Health Care / Life Sciences
Application vulnerabilities in Looker threaten patient data analytics systems, enabling unauthorized access to sensitive healthcare information across separate tenant boundaries.
Information Technology/IT
Cross-tenant RCE vulnerabilities in Google Looker expose IT service providers' multi-client environments to lateral movement and data exfiltration attacks.
Government Administration
Looker security flaws create critical risks for government analytics platforms, potentially allowing attackers to breach classified data across different agency tenants.
Sources
- Google Looker Bugs Allow Cross-Tenant RCE, Data Exfilhttps://www.darkreading.com/application-security/google-looker-bugs-cross-tenant-rce-data-exfilVerified
- Google Cloud Platform (GCP) Zero-Click Cross-Tenant SQL Injection Vulnerability Through Stored Credentials in Looker Studio - Research Advisory | Tenable®https://www.tenable.com/security/research/tra-2025-29Verified
- Vulnerabilities Allowed Full Compromise of Google Looker Instances - SecurityWeekhttps://www.securityweek.com/vulnerabilities-allowed-full-compromise-of-google-looker-instances/Verified
- Major vulnerabilities found in Google Looker, putting self-hosted deployments at risk - Help Net Securityhttps://www.helpnetsecurity.com/2026/02/04/google-looker-vulnerabilities-cve-2025-12743/Verified
Frequently Asked Questions
Cloud Native Security Fabric Mitigations and ControlsCNSF
Aviatrix Zero Trust CNSF is pertinent to this incident as it could have limited the attacker's ability to escalate privileges and move laterally across shared infrastructure, thereby reducing the blast radius of the breach.
Control: Cloud Native Security Fabric (CNSF)
Mitigation: The attacker's ability to exploit the vulnerability may have been constrained, potentially limiting the initial compromise's effectiveness.
Control: Zero Trust Segmentation
Mitigation: The attacker's ability to escalate privileges may have been limited, reducing the scope of access to critical system resources.
Control: East-West Traffic Security
Mitigation: The attacker's lateral movement across shared infrastructure may have been constrained, limiting access to other tenants' environments.
Control: Multicloud Visibility & Control
Mitigation: The attacker's ability to establish and maintain command and control channels may have been restricted, reducing persistent access.
Control: Egress Security & Policy Enforcement
Mitigation: The attacker's data exfiltration efforts may have been limited, reducing the volume of sensitive data transferred to external accounts.
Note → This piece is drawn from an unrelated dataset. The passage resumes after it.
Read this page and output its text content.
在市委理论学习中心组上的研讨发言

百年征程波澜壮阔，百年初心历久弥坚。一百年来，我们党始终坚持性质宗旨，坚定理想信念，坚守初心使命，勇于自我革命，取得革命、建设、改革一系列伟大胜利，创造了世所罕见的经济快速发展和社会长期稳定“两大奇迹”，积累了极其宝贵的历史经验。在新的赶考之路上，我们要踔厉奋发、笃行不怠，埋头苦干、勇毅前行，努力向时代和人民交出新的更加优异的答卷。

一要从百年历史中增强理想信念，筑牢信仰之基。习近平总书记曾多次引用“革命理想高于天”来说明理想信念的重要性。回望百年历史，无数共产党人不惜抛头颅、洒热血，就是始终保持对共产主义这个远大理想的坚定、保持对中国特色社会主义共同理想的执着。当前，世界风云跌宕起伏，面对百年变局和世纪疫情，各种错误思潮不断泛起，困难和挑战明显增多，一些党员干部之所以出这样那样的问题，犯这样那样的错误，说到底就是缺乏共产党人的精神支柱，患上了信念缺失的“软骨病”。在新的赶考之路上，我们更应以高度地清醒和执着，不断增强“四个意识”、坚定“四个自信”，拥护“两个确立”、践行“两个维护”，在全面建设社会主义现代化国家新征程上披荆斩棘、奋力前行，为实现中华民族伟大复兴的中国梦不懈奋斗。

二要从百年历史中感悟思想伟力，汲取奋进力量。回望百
The overall impact of the breach may have been reduced, limiting data exposure and operational disruptions.
Impact at a Glance
Affected Business Functions
- Data Analytics
- Business Intelligence
- Reporting
Estimated downtime: 7 days
Estimated loss: $500,000
Potential exposure of sensitive business data, including customer information and internal analytics.
Recommended Actions
Key Takeaways & Next Steps
- • Implement Zero Trust Segmentation to enforce least privilege access and prevent lateral movement across shared infrastructure.
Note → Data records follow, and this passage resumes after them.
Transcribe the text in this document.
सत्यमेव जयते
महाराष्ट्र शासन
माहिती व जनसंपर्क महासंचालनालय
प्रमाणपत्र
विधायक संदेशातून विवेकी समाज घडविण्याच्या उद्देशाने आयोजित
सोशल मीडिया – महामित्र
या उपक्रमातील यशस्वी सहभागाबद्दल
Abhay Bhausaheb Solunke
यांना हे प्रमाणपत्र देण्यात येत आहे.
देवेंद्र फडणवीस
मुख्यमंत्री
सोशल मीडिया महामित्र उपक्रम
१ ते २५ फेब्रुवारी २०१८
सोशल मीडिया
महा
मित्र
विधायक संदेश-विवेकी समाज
- • Deploy East-West Traffic Security controls to monitor and restrict internal traffic flows, detecting unauthorized access attempts.
- • Utilize Multicloud Visibility & Control solutions to gain comprehensive insights into cloud environments and detect anomalous activities.
- • Enforce Egress Security & Policy Enforcement to control outbound traffic and prevent unauthorized data exfiltration.
- • Regularly update and patch systems to mitigate known vulnerabilities, reducing the risk of exploitation.